“Susta” diye isim koymak ister anası, kara gözlü, kara kaşlı yeni doğan oğluna ya “olmaz” der, dişleri paslı nüfus memuru. O da tersten okur ve “Atsus” der… Tersi olunca “olur” der aynı memur.
Bazı şeylerin tersi makbuldür, nedense!
“Susta” nedir bilir misin?
Şu fiyakalı bıçaklara verilen ad olarak biliyorsun değil mi!
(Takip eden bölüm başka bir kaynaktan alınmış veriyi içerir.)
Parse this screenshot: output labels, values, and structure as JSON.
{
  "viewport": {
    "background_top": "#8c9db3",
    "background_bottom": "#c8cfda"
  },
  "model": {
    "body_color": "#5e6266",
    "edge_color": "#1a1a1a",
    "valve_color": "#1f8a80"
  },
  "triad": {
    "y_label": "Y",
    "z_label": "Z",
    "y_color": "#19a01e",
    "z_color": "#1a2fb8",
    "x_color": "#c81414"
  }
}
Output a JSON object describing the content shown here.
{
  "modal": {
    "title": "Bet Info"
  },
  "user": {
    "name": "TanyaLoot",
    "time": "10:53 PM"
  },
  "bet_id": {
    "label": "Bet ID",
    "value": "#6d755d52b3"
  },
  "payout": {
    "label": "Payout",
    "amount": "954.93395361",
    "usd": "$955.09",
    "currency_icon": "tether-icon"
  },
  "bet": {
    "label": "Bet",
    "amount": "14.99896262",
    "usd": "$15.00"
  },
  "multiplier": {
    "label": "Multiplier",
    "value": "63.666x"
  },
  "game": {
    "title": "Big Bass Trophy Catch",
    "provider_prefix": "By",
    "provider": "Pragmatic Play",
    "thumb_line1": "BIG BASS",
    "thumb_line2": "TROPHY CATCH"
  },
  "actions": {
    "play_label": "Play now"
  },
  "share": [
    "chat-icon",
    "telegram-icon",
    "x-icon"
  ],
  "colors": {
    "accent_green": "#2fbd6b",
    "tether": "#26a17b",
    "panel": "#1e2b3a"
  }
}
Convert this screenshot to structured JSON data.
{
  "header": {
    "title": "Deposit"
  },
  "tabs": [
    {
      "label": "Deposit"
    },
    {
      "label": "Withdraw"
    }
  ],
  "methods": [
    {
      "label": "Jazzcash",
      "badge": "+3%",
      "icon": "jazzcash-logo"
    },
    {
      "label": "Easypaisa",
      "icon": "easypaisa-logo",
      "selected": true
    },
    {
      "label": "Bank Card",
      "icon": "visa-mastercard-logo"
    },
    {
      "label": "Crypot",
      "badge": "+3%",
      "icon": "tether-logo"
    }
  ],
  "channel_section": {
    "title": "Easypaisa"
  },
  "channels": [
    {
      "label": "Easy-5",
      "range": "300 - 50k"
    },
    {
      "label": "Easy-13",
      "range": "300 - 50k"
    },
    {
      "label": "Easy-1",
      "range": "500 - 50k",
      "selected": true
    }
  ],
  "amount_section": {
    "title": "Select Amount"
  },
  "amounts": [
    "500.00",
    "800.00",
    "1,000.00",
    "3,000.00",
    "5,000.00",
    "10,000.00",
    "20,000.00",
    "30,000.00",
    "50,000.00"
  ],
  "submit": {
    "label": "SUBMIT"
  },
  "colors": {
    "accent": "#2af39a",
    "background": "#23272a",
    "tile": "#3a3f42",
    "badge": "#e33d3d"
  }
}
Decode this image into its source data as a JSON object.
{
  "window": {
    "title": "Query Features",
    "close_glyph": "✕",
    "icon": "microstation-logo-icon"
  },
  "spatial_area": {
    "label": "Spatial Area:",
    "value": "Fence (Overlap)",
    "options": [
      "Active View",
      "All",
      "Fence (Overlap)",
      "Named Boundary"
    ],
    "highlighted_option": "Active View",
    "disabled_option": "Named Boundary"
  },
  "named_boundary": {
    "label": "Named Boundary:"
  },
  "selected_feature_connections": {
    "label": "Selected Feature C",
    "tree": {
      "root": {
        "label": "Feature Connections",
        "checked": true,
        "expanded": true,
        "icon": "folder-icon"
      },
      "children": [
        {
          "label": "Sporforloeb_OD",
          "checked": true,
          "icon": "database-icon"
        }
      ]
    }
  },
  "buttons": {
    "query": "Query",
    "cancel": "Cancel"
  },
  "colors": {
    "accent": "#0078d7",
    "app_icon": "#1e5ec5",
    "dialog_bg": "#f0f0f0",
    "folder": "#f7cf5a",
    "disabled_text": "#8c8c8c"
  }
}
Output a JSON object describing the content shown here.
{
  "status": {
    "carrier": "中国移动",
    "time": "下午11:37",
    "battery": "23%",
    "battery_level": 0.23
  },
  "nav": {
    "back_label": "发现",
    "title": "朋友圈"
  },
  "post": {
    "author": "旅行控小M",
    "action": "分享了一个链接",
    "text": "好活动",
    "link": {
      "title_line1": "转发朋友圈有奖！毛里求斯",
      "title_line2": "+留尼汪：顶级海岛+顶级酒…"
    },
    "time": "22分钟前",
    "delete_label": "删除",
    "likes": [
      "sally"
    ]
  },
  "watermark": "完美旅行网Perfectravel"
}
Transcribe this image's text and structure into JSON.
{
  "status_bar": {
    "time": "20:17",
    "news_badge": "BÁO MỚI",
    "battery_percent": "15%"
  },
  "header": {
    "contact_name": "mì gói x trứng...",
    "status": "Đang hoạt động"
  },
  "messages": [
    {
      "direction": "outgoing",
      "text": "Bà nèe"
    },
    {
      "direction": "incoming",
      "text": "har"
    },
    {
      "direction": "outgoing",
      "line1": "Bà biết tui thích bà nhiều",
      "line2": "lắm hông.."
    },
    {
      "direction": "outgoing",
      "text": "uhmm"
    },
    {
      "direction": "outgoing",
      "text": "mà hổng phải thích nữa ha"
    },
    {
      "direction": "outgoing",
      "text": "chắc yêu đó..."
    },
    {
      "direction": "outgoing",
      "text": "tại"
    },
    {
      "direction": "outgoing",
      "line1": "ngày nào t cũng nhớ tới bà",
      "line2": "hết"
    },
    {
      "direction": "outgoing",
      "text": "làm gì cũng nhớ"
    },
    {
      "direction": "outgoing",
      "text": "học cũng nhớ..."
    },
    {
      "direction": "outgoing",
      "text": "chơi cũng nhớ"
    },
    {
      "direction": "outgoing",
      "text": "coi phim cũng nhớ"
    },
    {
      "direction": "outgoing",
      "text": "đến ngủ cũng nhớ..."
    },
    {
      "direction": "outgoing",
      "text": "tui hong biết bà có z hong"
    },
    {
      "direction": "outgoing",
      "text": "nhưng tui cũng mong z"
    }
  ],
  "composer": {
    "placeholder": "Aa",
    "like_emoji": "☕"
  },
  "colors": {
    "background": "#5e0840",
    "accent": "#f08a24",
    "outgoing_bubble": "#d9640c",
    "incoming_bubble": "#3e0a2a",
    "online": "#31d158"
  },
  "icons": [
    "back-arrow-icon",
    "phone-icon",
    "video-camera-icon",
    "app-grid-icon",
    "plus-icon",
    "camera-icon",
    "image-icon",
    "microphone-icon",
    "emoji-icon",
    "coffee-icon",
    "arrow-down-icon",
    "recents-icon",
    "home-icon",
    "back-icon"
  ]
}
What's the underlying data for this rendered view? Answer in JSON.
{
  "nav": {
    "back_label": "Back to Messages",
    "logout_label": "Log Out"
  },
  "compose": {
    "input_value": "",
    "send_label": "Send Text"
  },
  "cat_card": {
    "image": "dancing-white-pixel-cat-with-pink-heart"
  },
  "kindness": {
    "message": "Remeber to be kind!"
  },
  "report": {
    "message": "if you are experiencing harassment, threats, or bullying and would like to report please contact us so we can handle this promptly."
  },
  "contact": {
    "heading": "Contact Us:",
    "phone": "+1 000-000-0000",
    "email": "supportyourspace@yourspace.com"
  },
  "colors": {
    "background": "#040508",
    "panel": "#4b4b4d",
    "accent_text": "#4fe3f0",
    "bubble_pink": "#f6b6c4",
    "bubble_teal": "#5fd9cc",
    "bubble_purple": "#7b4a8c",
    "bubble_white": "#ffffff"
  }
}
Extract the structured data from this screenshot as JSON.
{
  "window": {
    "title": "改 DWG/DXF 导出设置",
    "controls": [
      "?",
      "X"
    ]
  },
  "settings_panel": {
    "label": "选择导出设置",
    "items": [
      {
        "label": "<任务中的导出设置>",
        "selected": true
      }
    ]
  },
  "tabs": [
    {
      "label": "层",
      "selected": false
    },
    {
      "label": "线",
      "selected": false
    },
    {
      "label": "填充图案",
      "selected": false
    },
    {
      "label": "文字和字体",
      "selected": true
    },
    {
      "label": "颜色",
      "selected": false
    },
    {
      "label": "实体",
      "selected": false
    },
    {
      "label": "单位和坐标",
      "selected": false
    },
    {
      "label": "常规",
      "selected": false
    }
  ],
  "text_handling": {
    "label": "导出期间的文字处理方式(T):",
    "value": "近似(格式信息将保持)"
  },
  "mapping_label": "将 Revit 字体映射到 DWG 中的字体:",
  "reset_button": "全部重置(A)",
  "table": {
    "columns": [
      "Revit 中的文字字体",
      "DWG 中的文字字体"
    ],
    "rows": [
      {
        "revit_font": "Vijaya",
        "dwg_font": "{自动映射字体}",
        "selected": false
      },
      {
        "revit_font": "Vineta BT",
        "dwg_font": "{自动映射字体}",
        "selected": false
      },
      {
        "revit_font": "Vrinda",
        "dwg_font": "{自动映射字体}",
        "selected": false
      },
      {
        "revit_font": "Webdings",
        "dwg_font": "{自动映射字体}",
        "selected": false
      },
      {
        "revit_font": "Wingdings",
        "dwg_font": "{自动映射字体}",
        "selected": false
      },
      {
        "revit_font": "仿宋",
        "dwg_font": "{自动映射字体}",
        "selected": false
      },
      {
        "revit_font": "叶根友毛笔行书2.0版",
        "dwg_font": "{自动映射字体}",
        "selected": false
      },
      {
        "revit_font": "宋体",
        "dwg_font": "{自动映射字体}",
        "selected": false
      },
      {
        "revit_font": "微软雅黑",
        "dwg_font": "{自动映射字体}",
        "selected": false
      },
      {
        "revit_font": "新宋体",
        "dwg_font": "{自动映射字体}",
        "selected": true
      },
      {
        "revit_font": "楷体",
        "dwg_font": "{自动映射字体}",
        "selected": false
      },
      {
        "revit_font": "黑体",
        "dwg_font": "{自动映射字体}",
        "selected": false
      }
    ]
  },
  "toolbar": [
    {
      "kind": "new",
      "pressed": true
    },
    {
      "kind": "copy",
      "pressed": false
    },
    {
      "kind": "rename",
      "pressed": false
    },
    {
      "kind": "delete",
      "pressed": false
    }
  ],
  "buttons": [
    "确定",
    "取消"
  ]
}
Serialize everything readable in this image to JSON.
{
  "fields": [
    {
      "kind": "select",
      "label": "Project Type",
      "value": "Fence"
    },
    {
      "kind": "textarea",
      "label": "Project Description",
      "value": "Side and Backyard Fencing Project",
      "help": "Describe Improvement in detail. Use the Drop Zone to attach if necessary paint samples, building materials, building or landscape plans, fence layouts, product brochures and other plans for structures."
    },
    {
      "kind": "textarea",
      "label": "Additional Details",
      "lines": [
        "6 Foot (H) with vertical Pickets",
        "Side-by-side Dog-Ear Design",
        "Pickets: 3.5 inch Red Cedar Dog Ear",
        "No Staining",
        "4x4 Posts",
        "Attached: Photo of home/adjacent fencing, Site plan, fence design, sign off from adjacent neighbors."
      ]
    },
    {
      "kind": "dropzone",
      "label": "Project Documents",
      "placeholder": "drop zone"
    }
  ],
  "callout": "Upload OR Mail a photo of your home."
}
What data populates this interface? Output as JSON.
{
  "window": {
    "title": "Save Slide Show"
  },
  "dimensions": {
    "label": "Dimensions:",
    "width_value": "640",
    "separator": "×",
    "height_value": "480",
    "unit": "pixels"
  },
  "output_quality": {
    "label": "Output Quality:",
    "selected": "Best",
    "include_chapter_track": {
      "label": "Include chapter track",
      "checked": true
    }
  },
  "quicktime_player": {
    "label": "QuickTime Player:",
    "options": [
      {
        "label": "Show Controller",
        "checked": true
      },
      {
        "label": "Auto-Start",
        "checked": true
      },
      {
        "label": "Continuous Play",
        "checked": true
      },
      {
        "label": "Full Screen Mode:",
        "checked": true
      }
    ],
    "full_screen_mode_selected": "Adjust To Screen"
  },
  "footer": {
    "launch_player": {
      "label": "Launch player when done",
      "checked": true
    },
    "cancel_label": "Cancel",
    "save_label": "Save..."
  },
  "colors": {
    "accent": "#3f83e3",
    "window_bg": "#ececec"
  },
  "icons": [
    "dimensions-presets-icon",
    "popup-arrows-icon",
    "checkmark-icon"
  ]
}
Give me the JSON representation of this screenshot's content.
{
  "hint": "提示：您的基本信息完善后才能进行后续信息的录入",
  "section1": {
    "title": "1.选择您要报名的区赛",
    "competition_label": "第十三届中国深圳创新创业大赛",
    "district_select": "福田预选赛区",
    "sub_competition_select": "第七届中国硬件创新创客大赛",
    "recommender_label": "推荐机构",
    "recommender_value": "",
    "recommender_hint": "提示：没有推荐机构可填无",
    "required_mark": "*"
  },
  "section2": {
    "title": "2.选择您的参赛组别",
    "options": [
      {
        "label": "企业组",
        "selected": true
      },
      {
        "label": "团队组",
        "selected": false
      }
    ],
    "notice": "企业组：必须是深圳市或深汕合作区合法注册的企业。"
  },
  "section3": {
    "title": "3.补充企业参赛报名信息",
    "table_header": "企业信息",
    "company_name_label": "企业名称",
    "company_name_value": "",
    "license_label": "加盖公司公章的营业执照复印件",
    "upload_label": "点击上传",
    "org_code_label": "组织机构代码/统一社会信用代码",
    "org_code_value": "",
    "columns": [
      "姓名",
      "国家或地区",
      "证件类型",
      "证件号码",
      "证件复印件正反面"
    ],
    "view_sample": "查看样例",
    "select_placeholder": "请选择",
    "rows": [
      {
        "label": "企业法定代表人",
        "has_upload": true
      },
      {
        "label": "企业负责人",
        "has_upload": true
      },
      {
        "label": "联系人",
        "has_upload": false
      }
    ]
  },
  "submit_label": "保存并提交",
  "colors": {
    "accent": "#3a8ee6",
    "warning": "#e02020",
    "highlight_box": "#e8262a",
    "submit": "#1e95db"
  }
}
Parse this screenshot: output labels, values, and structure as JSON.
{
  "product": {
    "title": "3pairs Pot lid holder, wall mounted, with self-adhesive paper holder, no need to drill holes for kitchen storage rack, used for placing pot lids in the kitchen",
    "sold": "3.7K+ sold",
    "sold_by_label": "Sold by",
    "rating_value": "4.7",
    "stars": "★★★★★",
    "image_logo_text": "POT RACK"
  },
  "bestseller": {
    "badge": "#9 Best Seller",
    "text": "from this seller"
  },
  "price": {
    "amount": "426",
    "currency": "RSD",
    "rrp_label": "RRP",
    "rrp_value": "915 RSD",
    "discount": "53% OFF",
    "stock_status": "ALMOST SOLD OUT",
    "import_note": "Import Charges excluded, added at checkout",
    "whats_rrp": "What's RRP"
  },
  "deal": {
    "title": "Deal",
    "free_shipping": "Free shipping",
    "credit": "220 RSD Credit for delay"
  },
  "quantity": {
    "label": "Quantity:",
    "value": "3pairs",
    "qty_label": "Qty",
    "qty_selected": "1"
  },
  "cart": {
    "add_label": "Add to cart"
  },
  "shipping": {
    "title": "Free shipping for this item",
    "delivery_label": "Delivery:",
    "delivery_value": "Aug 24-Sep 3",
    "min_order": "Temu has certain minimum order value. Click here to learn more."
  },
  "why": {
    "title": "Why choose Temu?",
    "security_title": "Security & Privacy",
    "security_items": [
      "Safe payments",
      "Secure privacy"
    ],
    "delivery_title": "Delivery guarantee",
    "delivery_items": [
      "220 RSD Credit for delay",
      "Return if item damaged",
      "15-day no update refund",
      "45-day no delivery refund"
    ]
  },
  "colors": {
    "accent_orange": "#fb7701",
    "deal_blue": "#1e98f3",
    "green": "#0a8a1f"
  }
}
Hani böyle genelde “bitirim” tayfasının bir organı gibi olan… Sap üzerindeki düğmeye bastığında kıldan ince, kılıçtan keskin ucunun şak diye fırladığı ve tekrar bastığında aynı afili biçimde sapın içine gömülen bıçak!
“Sustalı Bıçak”
“Susta” köpeğe verilen bir komutla, arka ayakları üzerinde durması hâline denilir. Bir köpeğin, bir komutla köpekliğinin fıtratına aykırı davranması şaşırtıcı, ilgi çekici olduğu kadar, kolay iş de değildir. Bir köpeğin, bir komutla susta olması için ödüllendirildiği kadar eziyet gördüğü, hatta sistematik işkenceye maruz kaldığı unutulmamalıdır.
Bu kitapta Atsus’un susta gibi hikâyesine şahit olacaksınız!